Surimi is an edible paste made from processed meat or seafood. The most common example is imitation crabmeat, which is made from mild white fish such as cod or pollack. The process is also used to make beef, pork and poultry products. Surimi products are used as low-fat meat alternatives or as economical sources of protein. They are often artificially flavored, molded and colored to resemble other meats and seafood.

The process of making surimi originated in Southeast Asia and was further developed in Japan in the 16th century. The Japanese word “surimi” means “ground meat.” In Chinese, it is called “yú jiāng,” which means “fish puree.” Today, the largest producers of surimi are the United States, Japan and Thailand. Surimi is also manufactured in China, Vietnam and Malaysia.

Imitation crabmeat is the most common example of surimi.
Imitation crabmeat is the most common example of surimi.

To make surimi, the meat or fish is cleaned, deboned and minced into a fine paste. Excess water is removed, and the paste is flash-frozen. The paste is then partially thawed and ground together with flavoring agents such as sugar, monosodium glutamate (MSG) and natural or artificial flavors. Other ingredients, such as starch, vegetable oil and egg whites, may be added for texture and with sorbitol as a preservative.

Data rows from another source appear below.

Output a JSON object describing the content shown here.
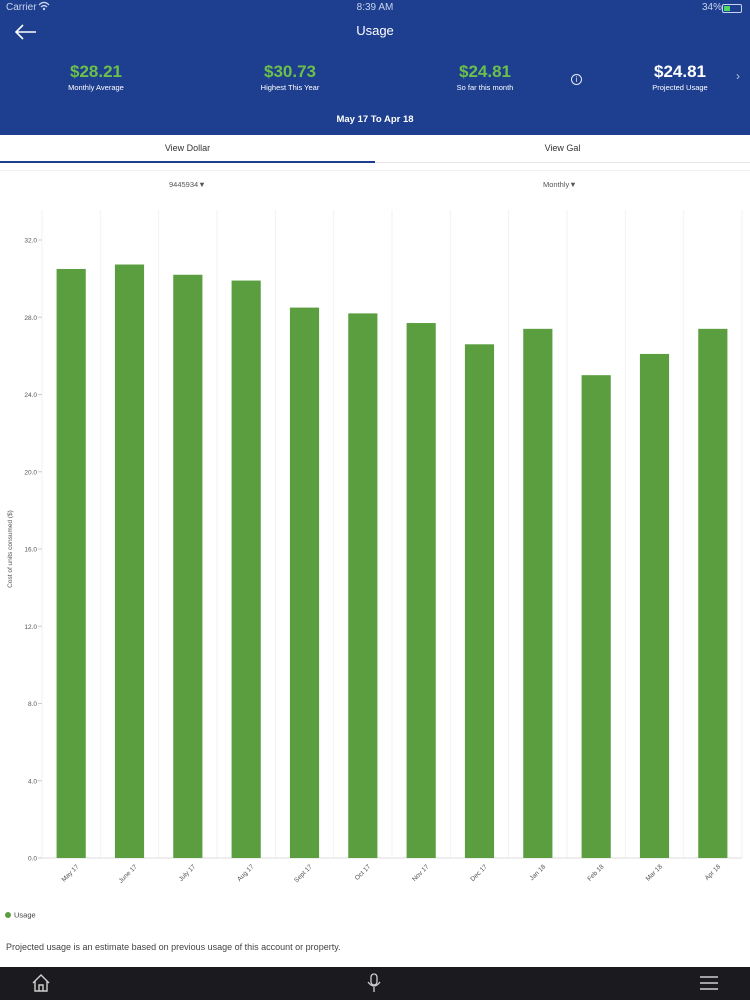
{
  "status_bar": {
    "carrier": "Carrier",
    "time": "8:39 AM",
    "battery": "34%"
  },
  "header": {
    "title": "Usage",
    "stats": [
      {
        "value": "$28.21",
        "label": "Monthly Average"
      },
      {
        "value": "$30.73",
        "label": "Highest This Year"
      },
      {
        "value": "$24.81",
        "label": "So far this month"
      },
      {
        "value": "$24.81",
        "label": "Projected Usage"
      }
    ],
    "date_range": "May 17 To Apr 18"
  },
  "tabs": [
    {
      "label": "View Dollar",
      "active": true
    },
    {
      "label": "View Gal",
      "active": false
    }
  ],
  "filters": {
    "account": "9445934▼",
    "period": "Monthly▼"
  },
  "colors": {
    "header_bg": "#1e3f8f",
    "accent_green": "#6cc04a",
    "bar_green": "#5a9e3f"
  },
  "chart_data": {
    "type": "bar",
    "categories": [
      "May 17",
      "June 17",
      "July 17",
      "Aug 17",
      "Sept 17",
      "Oct 17",
      "Nov 17",
      "Dec 17",
      "Jan 18",
      "Feb 18",
      "Mar 18",
      "Apr 18"
    ],
    "series": [
      {
        "name": "Usage",
        "values": [
          30.5,
          30.73,
          30.2,
          29.9,
          28.5,
          28.2,
          27.7,
          26.6,
          27.4,
          25.0,
          26.1,
          27.4
        ]
      }
    ],
    "ylabel": "Cost of units consumed ($)",
    "yticks": [
      "0.0",
      "4.0",
      "8.0",
      "12.0",
      "16.0",
      "20.0",
      "24.0",
      "28.0",
      "32.0"
    ],
    "ylim": [
      0,
      32
    ],
    "grid": true,
    "legend": "bottom-left"
  },
  "footer_note": "Projected usage is an estimate based on previous usage of this account or property.",
  "bottom_bar": [
    "home-icon",
    "microphone-icon",
    "menu-icon"
  ]
}
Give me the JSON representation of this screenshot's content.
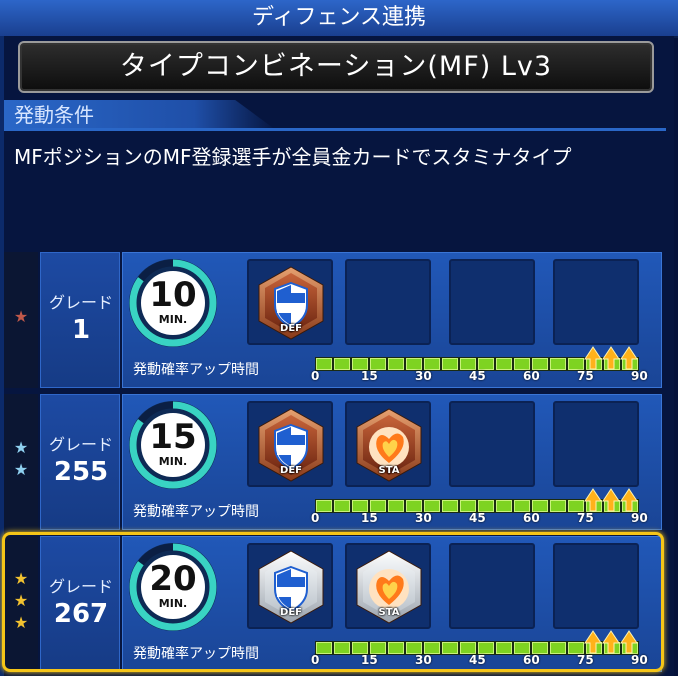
{
  "header": {
    "title": "ディフェンス連携"
  },
  "skill": {
    "name": "タイプコンビネーション(MF) Lv3"
  },
  "condition": {
    "label": "発動条件",
    "text": "MFポジションのMF登録選手が全員金カードでスタミナタイプ"
  },
  "rows": [
    {
      "stars": 1,
      "star_color": "#c0584a",
      "grade_label": "グレード",
      "grade": "1",
      "timer": "10",
      "timer_unit": "MIN.",
      "timer_fraction": 0.85,
      "badges": [
        {
          "icon": "shield-icon",
          "label": "DEF",
          "tier": "bronze"
        }
      ],
      "prob_label": "発動確率アップ時間",
      "selected": false
    },
    {
      "stars": 2,
      "star_color": "#8fd0f0",
      "grade_label": "グレード",
      "grade": "255",
      "timer": "15",
      "timer_unit": "MIN.",
      "timer_fraction": 0.85,
      "badges": [
        {
          "icon": "shield-icon",
          "label": "DEF",
          "tier": "bronze"
        },
        {
          "icon": "heart-flame-icon",
          "label": "STA",
          "tier": "bronze"
        }
      ],
      "prob_label": "発動確率アップ時間",
      "selected": false
    },
    {
      "stars": 3,
      "star_color": "#f2c230",
      "grade_label": "グレード",
      "grade": "267",
      "timer": "20",
      "timer_unit": "MIN.",
      "timer_fraction": 0.85,
      "badges": [
        {
          "icon": "shield-icon",
          "label": "DEF",
          "tier": "silver"
        },
        {
          "icon": "heart-flame-icon",
          "label": "STA",
          "tier": "silver"
        }
      ],
      "prob_label": "発動確率アップ時間",
      "selected": true
    }
  ],
  "gauge": {
    "ticks": [
      "0",
      "15",
      "30",
      "45",
      "60",
      "75",
      "90"
    ],
    "boost_from": 75,
    "max": 90
  }
}
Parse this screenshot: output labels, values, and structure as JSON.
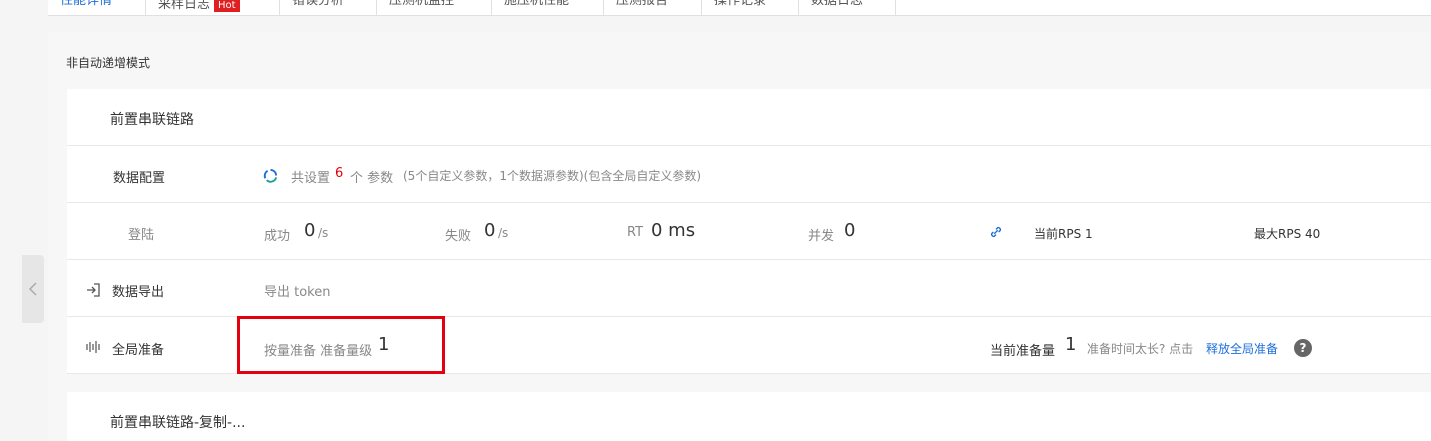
{
  "tabs": [
    {
      "label": "性能详情",
      "active": true
    },
    {
      "label": "采样日志",
      "badge": "Hot"
    },
    {
      "label": "错误分析"
    },
    {
      "label": "压测机监控"
    },
    {
      "label": "施压机性能"
    },
    {
      "label": "压测报告"
    },
    {
      "label": "操作记录"
    },
    {
      "label": "数据日志"
    }
  ],
  "mode_label": "非自动递增模式",
  "chain": {
    "title": "前置串联链路",
    "data_config": {
      "label": "数据配置",
      "prefix": "共设置",
      "count": "6",
      "suffix": "个 参数",
      "detail": "(5个自定义参数，1个数据源参数)(包含全局自定义参数)"
    },
    "login": {
      "label": "登陆",
      "success_label": "成功",
      "success_value": "0",
      "success_unit": "/s",
      "fail_label": "失败",
      "fail_value": "0",
      "fail_unit": "/s",
      "rt_label": "RT",
      "rt_value": "0 ms",
      "concurrency_label": "并发",
      "concurrency_value": "0",
      "current_rps": "当前RPS 1",
      "max_rps": "最大RPS 40"
    },
    "export": {
      "label": "数据导出",
      "text": "导出  token"
    },
    "global_prep": {
      "label": "全局准备",
      "mode": "按量准备 准备量级",
      "level": "1",
      "current_label": "当前准备量",
      "current_value": "1",
      "hint": "准备时间太长? 点击",
      "release_link": "释放全局准备",
      "help": "?"
    }
  },
  "chain_copy_title": "前置串联链路-复制-...",
  "colors": {
    "accent": "#1e6fd9",
    "highlight_box": "#e3000f",
    "count": "#e3000f"
  }
}
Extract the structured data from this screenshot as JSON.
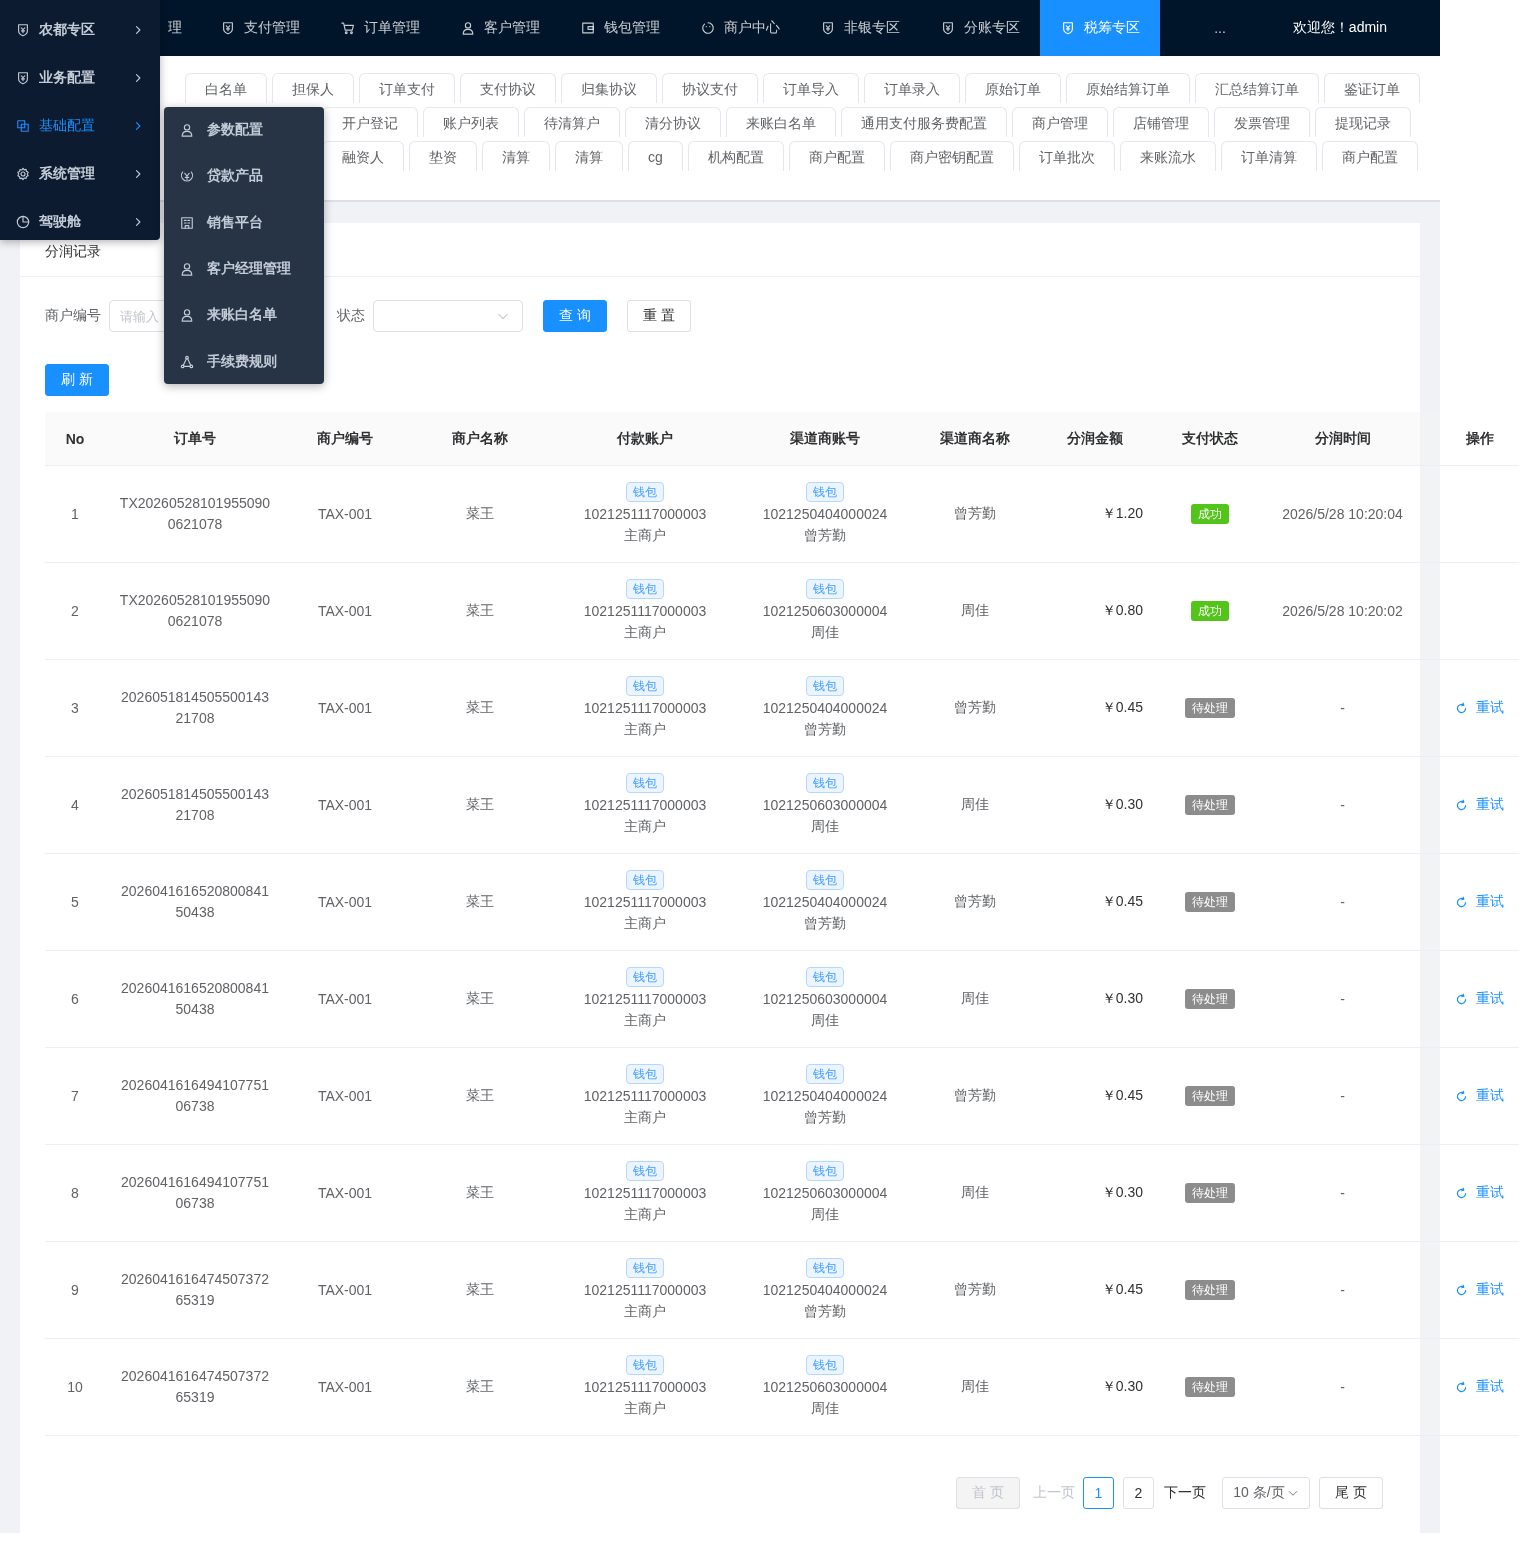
{
  "nav": {
    "items": [
      {
        "label": "理",
        "selected": false
      },
      {
        "label": "支付管理",
        "selected": false
      },
      {
        "label": "订单管理",
        "selected": false
      },
      {
        "label": "客户管理",
        "selected": false
      },
      {
        "label": "钱包管理",
        "selected": false
      },
      {
        "label": "商户中心",
        "selected": false
      },
      {
        "label": "非银专区",
        "selected": false
      },
      {
        "label": "分账专区",
        "selected": false
      },
      {
        "label": "税筹专区",
        "selected": true
      },
      {
        "label": "...",
        "selected": false
      }
    ],
    "welcome": "欢迎您！admin"
  },
  "tabs": [
    [
      {
        "label": "白名单",
        "selected": false
      },
      {
        "label": "担保人",
        "selected": false
      },
      {
        "label": "订单支付",
        "selected": false
      },
      {
        "label": "支付协议",
        "selected": false
      },
      {
        "label": "归集协议",
        "selected": false
      },
      {
        "label": "协议支付",
        "selected": false
      },
      {
        "label": "订单导入",
        "selected": false
      },
      {
        "label": "订单录入",
        "selected": false
      },
      {
        "label": "原始订单",
        "selected": false
      },
      {
        "label": "原始结算订单",
        "selected": false
      },
      {
        "label": "汇总结算订单",
        "selected": false
      },
      {
        "label": "鉴证订单",
        "selected": false
      }
    ],
    [
      {
        "label": "开户登记",
        "selected": false
      },
      {
        "label": "账户列表",
        "selected": false
      },
      {
        "label": "待清算户",
        "selected": false
      },
      {
        "label": "清分协议",
        "selected": false
      },
      {
        "label": "来账白名单",
        "selected": false
      },
      {
        "label": "通用支付服务费配置",
        "selected": false
      },
      {
        "label": "商户管理",
        "selected": false
      },
      {
        "label": "店铺管理",
        "selected": false
      },
      {
        "label": "发票管理",
        "selected": false
      },
      {
        "label": "提现记录",
        "selected": false
      }
    ],
    [
      {
        "label": "融资人",
        "selected": false
      },
      {
        "label": "垫资",
        "selected": false
      },
      {
        "label": "清算",
        "selected": false
      },
      {
        "label": "清算",
        "selected": false
      },
      {
        "label": "cg",
        "selected": false
      },
      {
        "label": "机构配置",
        "selected": false
      },
      {
        "label": "商户配置",
        "selected": false
      },
      {
        "label": "商户密钥配置",
        "selected": false
      },
      {
        "label": "订单批次",
        "selected": false
      },
      {
        "label": "来账流水",
        "selected": false
      },
      {
        "label": "订单清算",
        "selected": false
      },
      {
        "label": "商户配置",
        "selected": false
      }
    ]
  ],
  "side_menu": {
    "items": [
      {
        "label": "农都专区",
        "selected": false
      },
      {
        "label": "业务配置",
        "selected": false
      },
      {
        "label": "基础配置",
        "selected": true
      },
      {
        "label": "系统管理",
        "selected": false
      },
      {
        "label": "驾驶舱",
        "selected": false
      }
    ]
  },
  "submenu": {
    "items": [
      "参数配置",
      "贷款产品",
      "销售平台",
      "客户经理管理",
      "来账白名单",
      "手续费规则"
    ]
  },
  "card": {
    "title": "分润记录"
  },
  "filter": {
    "merchant_no": {
      "label": "商户编号",
      "placeholder": "请输入"
    },
    "status": {
      "label": "状态"
    },
    "buttons": [
      {
        "label": "查询",
        "kind": "primary"
      },
      {
        "label": "重置",
        "kind": "default"
      }
    ],
    "refresh": "刷新"
  },
  "table": {
    "columns": [
      "No",
      "订单号",
      "商户编号",
      "商户名称",
      "付款账户",
      "渠道商账号",
      "渠道商名称",
      "分润金额",
      "支付状态",
      "分润时间",
      "操作"
    ],
    "rows": [
      {
        "no": "1",
        "order_no": "TX202605281019550900621078",
        "merchant_no": "TAX-001",
        "merchant_name": "菜王",
        "payer": {
          "tag": "钱包",
          "account": "1021251117000003",
          "name": "主商户"
        },
        "channel": {
          "tag": "钱包",
          "account": "1021250404000024",
          "name": "曾芳勤"
        },
        "channel_name": "曾芳勤",
        "amount": "￥1.20",
        "status": {
          "label": "成功",
          "kind": "success"
        },
        "time": "2026/5/28 10:20:04"
      },
      {
        "no": "2",
        "order_no": "TX202605281019550900621078",
        "merchant_no": "TAX-001",
        "merchant_name": "菜王",
        "payer": {
          "tag": "钱包",
          "account": "1021251117000003",
          "name": "主商户"
        },
        "channel": {
          "tag": "钱包",
          "account": "1021250603000004",
          "name": "周佳"
        },
        "channel_name": "周佳",
        "amount": "￥0.80",
        "status": {
          "label": "成功",
          "kind": "success"
        },
        "time": "2026/5/28 10:20:02"
      },
      {
        "no": "3",
        "order_no": "202605181450550014321708",
        "merchant_no": "TAX-001",
        "merchant_name": "菜王",
        "payer": {
          "tag": "钱包",
          "account": "1021251117000003",
          "name": "主商户"
        },
        "channel": {
          "tag": "钱包",
          "account": "1021250404000024",
          "name": "曾芳勤"
        },
        "channel_name": "曾芳勤",
        "amount": "￥0.45",
        "status": {
          "label": "待处理",
          "kind": "pending"
        },
        "time": "-",
        "action": "重试"
      },
      {
        "no": "4",
        "order_no": "202605181450550014321708",
        "merchant_no": "TAX-001",
        "merchant_name": "菜王",
        "payer": {
          "tag": "钱包",
          "account": "1021251117000003",
          "name": "主商户"
        },
        "channel": {
          "tag": "钱包",
          "account": "1021250603000004",
          "name": "周佳"
        },
        "channel_name": "周佳",
        "amount": "￥0.30",
        "status": {
          "label": "待处理",
          "kind": "pending"
        },
        "time": "-",
        "action": "重试"
      },
      {
        "no": "5",
        "order_no": "202604161652080084150438",
        "merchant_no": "TAX-001",
        "merchant_name": "菜王",
        "payer": {
          "tag": "钱包",
          "account": "1021251117000003",
          "name": "主商户"
        },
        "channel": {
          "tag": "钱包",
          "account": "1021250404000024",
          "name": "曾芳勤"
        },
        "channel_name": "曾芳勤",
        "amount": "￥0.45",
        "status": {
          "label": "待处理",
          "kind": "pending"
        },
        "time": "-",
        "action": "重试"
      },
      {
        "no": "6",
        "order_no": "202604161652080084150438",
        "merchant_no": "TAX-001",
        "merchant_name": "菜王",
        "payer": {
          "tag": "钱包",
          "account": "1021251117000003",
          "name": "主商户"
        },
        "channel": {
          "tag": "钱包",
          "account": "1021250603000004",
          "name": "周佳"
        },
        "channel_name": "周佳",
        "amount": "￥0.30",
        "status": {
          "label": "待处理",
          "kind": "pending"
        },
        "time": "-",
        "action": "重试"
      },
      {
        "no": "7",
        "order_no": "202604161649410775106738",
        "merchant_no": "TAX-001",
        "merchant_name": "菜王",
        "payer": {
          "tag": "钱包",
          "account": "1021251117000003",
          "name": "主商户"
        },
        "channel": {
          "tag": "钱包",
          "account": "1021250404000024",
          "name": "曾芳勤"
        },
        "channel_name": "曾芳勤",
        "amount": "￥0.45",
        "status": {
          "label": "待处理",
          "kind": "pending"
        },
        "time": "-",
        "action": "重试"
      },
      {
        "no": "8",
        "order_no": "202604161649410775106738",
        "merchant_no": "TAX-001",
        "merchant_name": "菜王",
        "payer": {
          "tag": "钱包",
          "account": "1021251117000003",
          "name": "主商户"
        },
        "channel": {
          "tag": "钱包",
          "account": "1021250603000004",
          "name": "周佳"
        },
        "channel_name": "周佳",
        "amount": "￥0.30",
        "status": {
          "label": "待处理",
          "kind": "pending"
        },
        "time": "-",
        "action": "重试"
      },
      {
        "no": "9",
        "order_no": "202604161647450737265319",
        "merchant_no": "TAX-001",
        "merchant_name": "菜王",
        "payer": {
          "tag": "钱包",
          "account": "1021251117000003",
          "name": "主商户"
        },
        "channel": {
          "tag": "钱包",
          "account": "1021250404000024",
          "name": "曾芳勤"
        },
        "channel_name": "曾芳勤",
        "amount": "￥0.45",
        "status": {
          "label": "待处理",
          "kind": "pending"
        },
        "time": "-",
        "action": "重试"
      },
      {
        "no": "10",
        "order_no": "202604161647450737265319",
        "merchant_no": "TAX-001",
        "merchant_name": "菜王",
        "payer": {
          "tag": "钱包",
          "account": "1021251117000003",
          "name": "主商户"
        },
        "channel": {
          "tag": "钱包",
          "account": "1021250603000004",
          "name": "周佳"
        },
        "channel_name": "周佳",
        "amount": "￥0.30",
        "status": {
          "label": "待处理",
          "kind": "pending"
        },
        "time": "-",
        "action": "重试"
      }
    ]
  },
  "pager": {
    "first": {
      "label": "首页",
      "disabled": true
    },
    "prev": {
      "label": "上一页",
      "disabled": true
    },
    "pages": [
      {
        "label": "1",
        "selected": true
      },
      {
        "label": "2",
        "selected": false
      }
    ],
    "next": {
      "label": "下一页",
      "disabled": false
    },
    "page_size": "10 条/页",
    "last": {
      "label": "尾页",
      "disabled": false
    }
  }
}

After being molded into various shapes and colored to resemble the meat or seafood it imitates, it is then pasteurized in a steamer. This prevents the growth of bacteria and prolongs shelf life. Finally, the product is vacuum-packed and labeled for shipping.

In Japan, there are hundreds of surimi-based products on the market. In addition to imitation crabmeat, fish products include pink-and-white fish cakes known as kamoboko, fish squares known as hanpen and tube-shaped products called chikuwa. Sardines are used to make fish balls called tsumire. Chicken surimi is shaped into balls called tsukune, which are skewered and grilled with teriyaki sauce.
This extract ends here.